Уже прошло два года, как я ушёл из Французского Иностранного Легиона. Только не спрашивайте почему я ушёл, хорошо? Были причины. Мне вспоминать неохота, а вам это и вовсе без надобности. Родился и вырос в Париже. Все мои предки, а точнее — отец и дед служили в легионе. Это настолько вошло в нашу семью, что другой дороги у меня просто не было. Мои предки из Алжира и да, — я мусульманин. Если честно, вопрос веры никогда не был важен. Ислам в нашей семье, это как аляпистая фруктовая вазочка, стоящая на подсервантнике. Вся ценность в том, что её купил кто-то из ваших уважаемых предков. Выбросить жалко, а хранить глупо. С религией тоже самое. Семья у нас небольшая. Я самый старший в семье. Кроме меня есть ещё два брата и сестра. Братьям двадцать и двадцать два. Сестрёнке тринадцать лет и она у нас любимица. С неё сдувают пылинки и хранят как зеницу ока. Жаль, но со своей семьей я вижусь редко. Причины? Это старая история и мне не хочется её рассказывать. Если вам это так интересно, то скажу коротко: проблемы с родственниками, раздери их шайтан. Такое случается в любой семье. Бьюсь об заклад, что если покопаться в вашей памяти, то и у вас найдётся дюжина таких историй.
2
Конец восьмидесятых годов
Западная Европа
После работы, я неторопливо поужинал в небольшом ресторанчике, неподалёку от моего дома и уже в полдень открыл дверь своей берлоги. Что тут рассказывать? Каждый из вас, когда-нибудь снимал небольшую квартирку. Как пишут в объявлениях: «Прекрасное месторасположение. Рядом прачечная, магазин и бар». Идеальное место для холостяка. В общем, — вы вполне себе представляете, как выглядит это жилище. Без лишней роскоши, но всё аккуратно и на своём месте. Тихая зелёная улочка. Вежливые соседи. Я принял душ, потом сварил кофе и уселся в кресло, чтобы покурить и подумать. Ах да, письмо! Как же я про него забыл?

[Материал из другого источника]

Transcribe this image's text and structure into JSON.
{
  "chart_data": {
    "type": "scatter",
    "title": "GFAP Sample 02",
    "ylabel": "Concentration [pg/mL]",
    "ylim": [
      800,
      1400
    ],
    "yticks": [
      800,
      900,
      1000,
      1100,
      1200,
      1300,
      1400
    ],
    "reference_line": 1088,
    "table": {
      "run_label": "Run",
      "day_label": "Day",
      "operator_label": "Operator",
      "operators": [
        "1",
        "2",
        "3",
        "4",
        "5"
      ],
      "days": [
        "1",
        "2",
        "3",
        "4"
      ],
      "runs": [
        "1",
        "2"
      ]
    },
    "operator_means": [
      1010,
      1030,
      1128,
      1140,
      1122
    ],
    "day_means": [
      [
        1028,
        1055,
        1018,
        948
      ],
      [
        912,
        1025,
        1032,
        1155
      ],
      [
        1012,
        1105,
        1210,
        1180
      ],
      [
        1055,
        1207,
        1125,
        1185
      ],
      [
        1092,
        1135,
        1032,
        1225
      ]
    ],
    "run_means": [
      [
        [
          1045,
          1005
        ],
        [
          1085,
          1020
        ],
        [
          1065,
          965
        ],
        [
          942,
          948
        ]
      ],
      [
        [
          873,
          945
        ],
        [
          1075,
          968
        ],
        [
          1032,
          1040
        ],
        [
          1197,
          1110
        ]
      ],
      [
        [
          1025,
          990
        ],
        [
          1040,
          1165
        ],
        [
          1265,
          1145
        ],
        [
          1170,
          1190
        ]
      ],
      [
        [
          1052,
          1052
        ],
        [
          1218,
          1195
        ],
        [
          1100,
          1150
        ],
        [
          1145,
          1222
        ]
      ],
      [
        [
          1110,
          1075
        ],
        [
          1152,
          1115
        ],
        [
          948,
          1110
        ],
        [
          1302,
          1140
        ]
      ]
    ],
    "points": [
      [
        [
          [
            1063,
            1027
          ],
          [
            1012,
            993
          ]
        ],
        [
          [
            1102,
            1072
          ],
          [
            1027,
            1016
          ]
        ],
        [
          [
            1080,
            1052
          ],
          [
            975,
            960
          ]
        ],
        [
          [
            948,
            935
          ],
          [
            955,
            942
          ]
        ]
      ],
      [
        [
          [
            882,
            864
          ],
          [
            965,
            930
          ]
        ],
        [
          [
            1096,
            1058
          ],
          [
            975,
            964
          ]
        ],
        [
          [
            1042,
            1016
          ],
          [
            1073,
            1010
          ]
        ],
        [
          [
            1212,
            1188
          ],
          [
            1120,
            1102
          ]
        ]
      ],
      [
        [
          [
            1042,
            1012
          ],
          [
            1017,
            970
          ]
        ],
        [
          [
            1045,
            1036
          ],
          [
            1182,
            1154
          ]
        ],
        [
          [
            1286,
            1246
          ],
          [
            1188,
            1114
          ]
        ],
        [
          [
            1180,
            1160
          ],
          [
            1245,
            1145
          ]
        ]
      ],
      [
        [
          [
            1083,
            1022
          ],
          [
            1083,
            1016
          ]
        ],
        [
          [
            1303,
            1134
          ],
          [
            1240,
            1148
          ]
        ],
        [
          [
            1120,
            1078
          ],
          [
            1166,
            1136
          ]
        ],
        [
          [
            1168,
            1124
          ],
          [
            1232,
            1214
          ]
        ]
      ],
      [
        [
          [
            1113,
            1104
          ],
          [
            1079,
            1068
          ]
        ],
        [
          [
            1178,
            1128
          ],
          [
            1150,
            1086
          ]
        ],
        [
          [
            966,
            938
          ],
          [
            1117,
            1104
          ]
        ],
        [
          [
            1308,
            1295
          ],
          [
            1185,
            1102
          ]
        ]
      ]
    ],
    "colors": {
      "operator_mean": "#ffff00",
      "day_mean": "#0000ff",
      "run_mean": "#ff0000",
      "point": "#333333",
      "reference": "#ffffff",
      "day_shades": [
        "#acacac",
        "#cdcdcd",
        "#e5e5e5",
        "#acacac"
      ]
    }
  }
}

Поль Нардин, по прозвищу Медведь, был моим старым армейским другом. Мы с ним знакомы, как говорится сто лет. С ним и Джузеппе Марино. На чёрно-белой фотографии, которая висит у меня на холодильнике мы как раз втроём. Если не ошибаюсь, это где-то в Гвиане. Одна тысяча восемьдесят второй год. Или восемьдесят третий? Уже и не вспомню. Видите, — вот этот улыбчивый парень с левой стороны? Да, это я. Собственной персоной. А вот этот здоровенный итальянец с правой стороны, — Джузеппе Марино. Мы иногда называли его Пеппино. Когда он был не в духе, то здорово злился. Помню, мы как-то заезжали в гости к его матушке. Втроём. Это было нечто удивительное. Его мама не могла нарадоваться. Нас приняли, как это говорится: «a braccia aperte». Дьявол, как это перевести. Вспомнил, — «с распростёртыми объятьями». Вот так нас и встречали. Со всей улицы приходили толпы её приятельниц, чтобы порадоваться на «малыша» Пеппино, прибывшего в родные пенаты. Джузеппе, как и подобает потомку древних римлян, стоически терпел все знаки внимания. Терпел даже тогда, когда жгучие и горластые соседки пытались погладить его по головке, приговаривая: «povero, povero ragazzo»! В ответ на эти стенания, наш «бедный, бедный мальчик», похожий на племенного бычка, принимал скорбный и послушный вид. Обещал одуматься и исправиться. Мы с Полем тихо угорали, глядя на эту картину. Это надо было видеть, как старина Джузеппе молитвенно складывал ладони, поднимал глаза к небу и поминал божью матерь. Вот он на фотографии. Да, вот этот крепыш, с пулемётом наперевес. Здоровый, как буйвол. А вот этот, черноволосый, с хмурой физиономией и есть тот самый сержант Поль Нардин.